I giovani, questi mammoni, bamboccioni o choosy, come li ha arbitrariamente definiti più di qualcuno, sono quelli che, nonostante le difficoltà e le incertezze del loro futuro, sanno pensare, reagire e darci sorprendenti lezioni di vita. Non tutti, ovviamente, ma tutta quella maggioranza che nelle loro piccole o grandi realtà, silenziosamente, si adoperano per quello che usiamo chiamare “un mondo migliore”. Peccato che molte delle loro azioni non siano rese note perché non fanno audience.

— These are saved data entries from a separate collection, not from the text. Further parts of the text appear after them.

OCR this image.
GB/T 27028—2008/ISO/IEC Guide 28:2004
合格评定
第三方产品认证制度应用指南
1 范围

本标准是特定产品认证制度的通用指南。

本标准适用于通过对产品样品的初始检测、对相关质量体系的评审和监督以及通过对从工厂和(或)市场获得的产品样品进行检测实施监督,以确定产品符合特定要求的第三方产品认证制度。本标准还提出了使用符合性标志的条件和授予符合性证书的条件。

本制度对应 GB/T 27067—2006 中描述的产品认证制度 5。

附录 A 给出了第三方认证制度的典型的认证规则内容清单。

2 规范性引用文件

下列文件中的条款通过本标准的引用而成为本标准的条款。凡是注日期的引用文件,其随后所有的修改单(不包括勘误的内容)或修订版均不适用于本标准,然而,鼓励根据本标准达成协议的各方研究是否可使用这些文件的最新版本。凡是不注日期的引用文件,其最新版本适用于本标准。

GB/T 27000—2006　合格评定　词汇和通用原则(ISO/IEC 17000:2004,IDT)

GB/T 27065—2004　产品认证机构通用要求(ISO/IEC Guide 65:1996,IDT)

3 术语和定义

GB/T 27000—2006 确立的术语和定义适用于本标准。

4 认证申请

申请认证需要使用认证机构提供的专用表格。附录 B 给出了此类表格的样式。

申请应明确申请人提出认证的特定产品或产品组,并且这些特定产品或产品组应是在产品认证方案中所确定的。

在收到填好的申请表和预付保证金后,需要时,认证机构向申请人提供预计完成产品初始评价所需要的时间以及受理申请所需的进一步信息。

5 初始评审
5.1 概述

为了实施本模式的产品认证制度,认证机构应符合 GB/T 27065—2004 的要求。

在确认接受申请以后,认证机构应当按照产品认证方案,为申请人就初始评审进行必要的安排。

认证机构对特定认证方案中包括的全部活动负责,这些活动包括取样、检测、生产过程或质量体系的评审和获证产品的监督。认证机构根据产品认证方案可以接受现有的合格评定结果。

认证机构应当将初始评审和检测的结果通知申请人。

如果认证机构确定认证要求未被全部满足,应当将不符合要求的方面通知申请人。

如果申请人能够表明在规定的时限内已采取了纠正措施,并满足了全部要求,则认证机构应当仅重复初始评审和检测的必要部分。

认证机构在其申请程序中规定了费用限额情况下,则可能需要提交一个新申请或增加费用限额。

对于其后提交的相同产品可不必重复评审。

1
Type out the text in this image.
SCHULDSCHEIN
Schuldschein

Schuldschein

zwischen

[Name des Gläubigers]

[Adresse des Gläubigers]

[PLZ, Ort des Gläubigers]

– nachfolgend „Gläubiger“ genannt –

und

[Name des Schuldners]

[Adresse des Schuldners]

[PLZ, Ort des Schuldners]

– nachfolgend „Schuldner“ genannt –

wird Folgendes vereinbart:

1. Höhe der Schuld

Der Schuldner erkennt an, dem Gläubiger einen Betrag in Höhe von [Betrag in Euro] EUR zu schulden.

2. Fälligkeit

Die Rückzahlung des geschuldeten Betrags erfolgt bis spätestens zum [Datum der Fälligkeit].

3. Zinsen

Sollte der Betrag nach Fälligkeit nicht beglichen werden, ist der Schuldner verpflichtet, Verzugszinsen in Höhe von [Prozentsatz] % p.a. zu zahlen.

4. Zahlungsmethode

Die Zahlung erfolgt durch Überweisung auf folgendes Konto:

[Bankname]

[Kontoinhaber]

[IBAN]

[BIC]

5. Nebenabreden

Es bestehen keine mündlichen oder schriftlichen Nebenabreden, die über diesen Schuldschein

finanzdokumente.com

Magari, però, forse sarebbero emulate.

Di certo sarebbero meglio dello spettacolo che Rai1, servizio pubblico sottoposto alla Commissione di vigilanza, ha dato mercoledì 10 febbraio all’inizio del programma di intrattenimento pre-serale “L’Eredità” condotto da Fabrizio Frizzi, che proponeva quattro ballerine vestite di rosso a cavallo d una scopa, come ha descritto su Huffingonton Post Gabriella Cims, promotrice dell’Appello Donne e Media, piano di riforme per l’affermazione del merito in Tv e nei Media, e per una rappresentazione non stereotipata delle donne.

Non entro nel merito della qualità dei contenuti dei programmi pre-serali, sulla quale si espresse a suo tempo anche la moglie di un capo di stato, il cui messaggio principale è il denaro vinto e non, come logica della vita vorrebbe, guadagnato.

La concorrenza è forte, ma credo non la si vinca contrapponendo programmi di pari qualità, ma piuttosto con programmi culturali accessibili a tutti quanto a fascia oraria. Penso a programmi come “Il fatto” di Enzo Biagi o “La cartolina di Andrea Barbato”. L”ultimo ingresso nelle reti Rai invece è stato l’ennesimo gioco a quiz. Fate un po’ voi.